Credit is not an idle matter. It has tangible value. Like any commodity, it is an item of trade. Credit for doing good helps businesses prosper. Political candidates and their parties need credit to get elected. Citizen groups need credit to gain broad support.

The trading in credit is more confused than other markets. Opposing interests wrestle in the public arena to take everything as credit for their side. How each interest will get its credit, and how each will spend theirs, is a tangled and chancy story. As a result, the look of a winning hand is blurred. Are one’s best interests served by no progress and no credit? Or is it better to win progress, for which credit gets split between you and a foe?

Laid out this way, a coin toss seems the best choice. In practice, the normal choice is no gain with no credit.
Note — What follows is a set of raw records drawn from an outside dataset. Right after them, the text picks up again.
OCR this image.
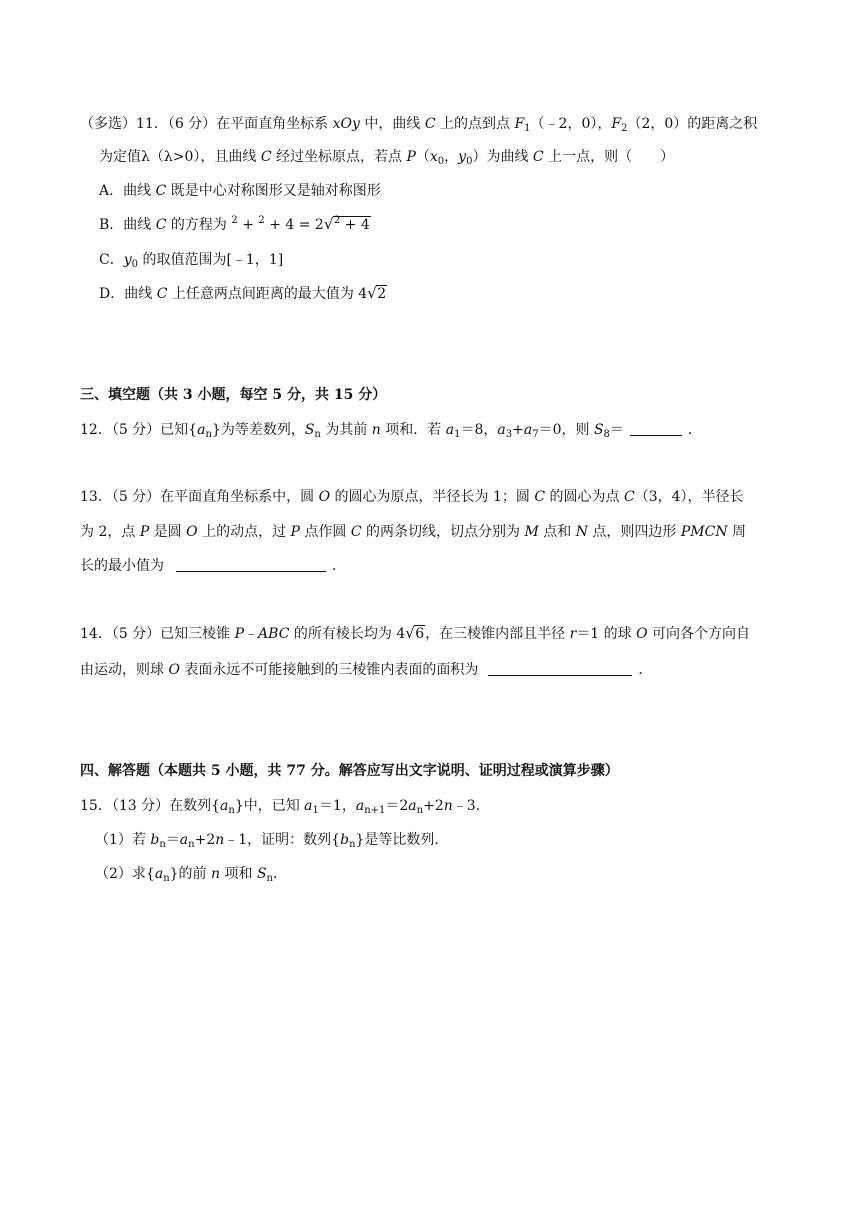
（多选）11．（6 分）在平面直角坐标系 xOy 中，曲线 C 上的点到点 $F_1(﹣2$，0），$F_2(2$，0）的距离之积
为定值λ（λ>0），且曲线 C 经过坐标原点，若点 $P(x_0$，$y_0$）为曲线 C 上一点，则（　　）
A．曲线 C 既是中心对称图形又是轴对称图形
B．曲线 C 的方程为 $^2$ + $^2$ + 4 = 2 √ $^2$ + 4
C．$y_0$ 的取值范围为[﹣1，1]
D．曲线 C 上任意两点间距离的最大值为 4 √ 2
三、填空题（共 3 小题，每空 5 分，共 15 分）
12．（5 分）已知$\{a_n\}$为等差数列，$S_n$ 为其前 n 项和．若 $a_1=8$，$a_3+a_7=0$，则 $S_8=$	．
13．（5 分）在平面直角坐标系中，圆 O 的圆心为原点，半径长为 1；圆 C 的圆心为点 C（3，4），半径长
为 2，点 P 是圆 O 上的动点，过 P 点作圆 C 的两条切线，切点分别为 M 点和 N 点，则四边形 PMCN 周
长的最小值为	．
14．（5 分）已知三棱锥 P﹣ABC 的所有棱长均为 4 √ 6，在三棱锥内部且半径 r＝1 的球 O 可向各个方向自
由运动，则球 O 表面永远不可能接触到的三棱锥内表面的面积为	．
四、解答题（本题共 5 小题，共 77 分。解答应写出文字说明、证明过程或演算步骤）
15．（13 分）在数列$\{a_n\}$中，已知 $a_1=1$，$a_{n+1}=2a_n+2n﹣3$．
（1）若 $b_n=a_n+2n﹣1$，证明：数列$\{b_n\}$是等比数列．
（2）求$\{a_n\}$的前 n 项和 $S_n$．
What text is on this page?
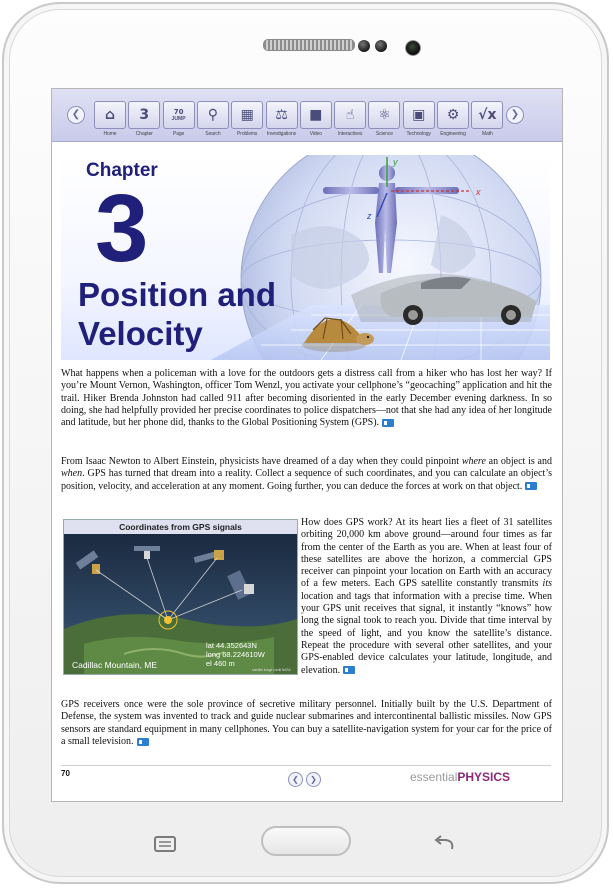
❮	⌂
Home
3
Chapter
70
JUMP
Page
⚲
Search
▦
Problems
⚖
Investigations
■
Video
☝
Interactives
⚛
Science
▣
Technology
⚙
Engineering
√x
Math
❯
y
x
z
Chapter
3
Position and
Velocity

What happens when a policeman with a love for the outdoors gets a distress call from a hiker who has lost her way? If you’re Mount Vernon, Washington, officer Tom Wenzl, you activate your cellphone’s “geocaching” application and hit the trail. Hiker Brenda Johnston had called 911 after becoming disoriented in the early December evening darkness. In so doing, she had helpfully provided her precise coordinates to police dispatchers—not that she had any idea of her longitude and latitude, but her phone did, thanks to the Global Positioning System (GPS).

From Isaac Newton to Albert Einstein, physicists have dreamed of a day when they could pinpoint where an object is and when. GPS has turned that dream into a reality. Collect a sequence of such coordinates, and you can calculate an object’s position, velocity, and acceleration at any moment. Going further, you can deduce the forces at work on that object.

Coordinates from GPS signals
Cadillac Mountain, ME
lat 44.352643N
long 68.224610W
el 460 m
satellite image credit NASA

How does GPS work? At its heart lies a fleet of 31 satellites orbiting 20,000 km above ground—around four times as far from the center of the Earth as you are. When at least four of these satellites are above the horizon, a commercial GPS receiver can pinpoint your location on Earth with an accuracy of a few meters. Each GPS satellite constantly transmits its location and tags that information with a precise time. When your GPS unit receives that signal, it instantly “knows” how long the signal took to reach you. Divide that time interval by the speed of light, and you know the satellite’s distance. Repeat the procedure with several other satellites, and your GPS-enabled device calculates your latitude, longitude, and elevation.

GPS receivers once were the sole province of secretive military personnel. Initially built by the U.S. Department of Defense, the system was invented to track and guide nuclear submarines and intercontinental ballistic missiles. Now GPS sensors are standard equipment in many cellphones. You can buy a satellite-navigation system for your car for the price of a small television.

70
❮	❯	essentialPHYSICS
The struggle for credit for a given success lasts for years. When a success occurs, many are due some credit. Quickly the struggle then turns to who forced whose hand. Who was right all along? Who is more worthy and sincere?

Old barriers to progress are pulled down and replaced by the new one—the fight for credit. More ingenuity goes into ways to take or prevent credit than goes into solving problems. If I stretch the point, it is not by much.

Our citizens group devised a clear and swifter way to deal with credit. Three times our group sued companies in pursuit of cleaner air and water. Each time, our case was strong enough to bring environmental gains.

Each time, one of the legal remedies we required was an official press release both sides agreed on. Said differently, the looming fight for credit was settled as part of the lawsuit by agreeing to written facts and explanations. The idea is novel, simple and effective.

The scrubber case was the first of these. A legal action we pursued in 1978 concluded with the installation of SO2 scrubbers on the Four Corners Power Plant at a cost of $300 million. The jointly agreed press release from the suit tells the story. The statement tells why the scrubbers were installed and our “nine years of effort,” arguing “strongly, fairly, and honestly” for the controls. Credit is given where due.

 
The statement says the owners’ investment in cleaner pollution controls at the plant totaled $540 million. Credit is given where due. The press release further says the costs add about one dollar a month to a typical household electric bill (of $70 dollars). The news says building the scrubbers creates 600 jobs in construction and 100 new permanent jobs at the plant. Costs are put in context.

Giving fair credit in fair context is easy, if earnestly sought. And it leaves more time for further progress.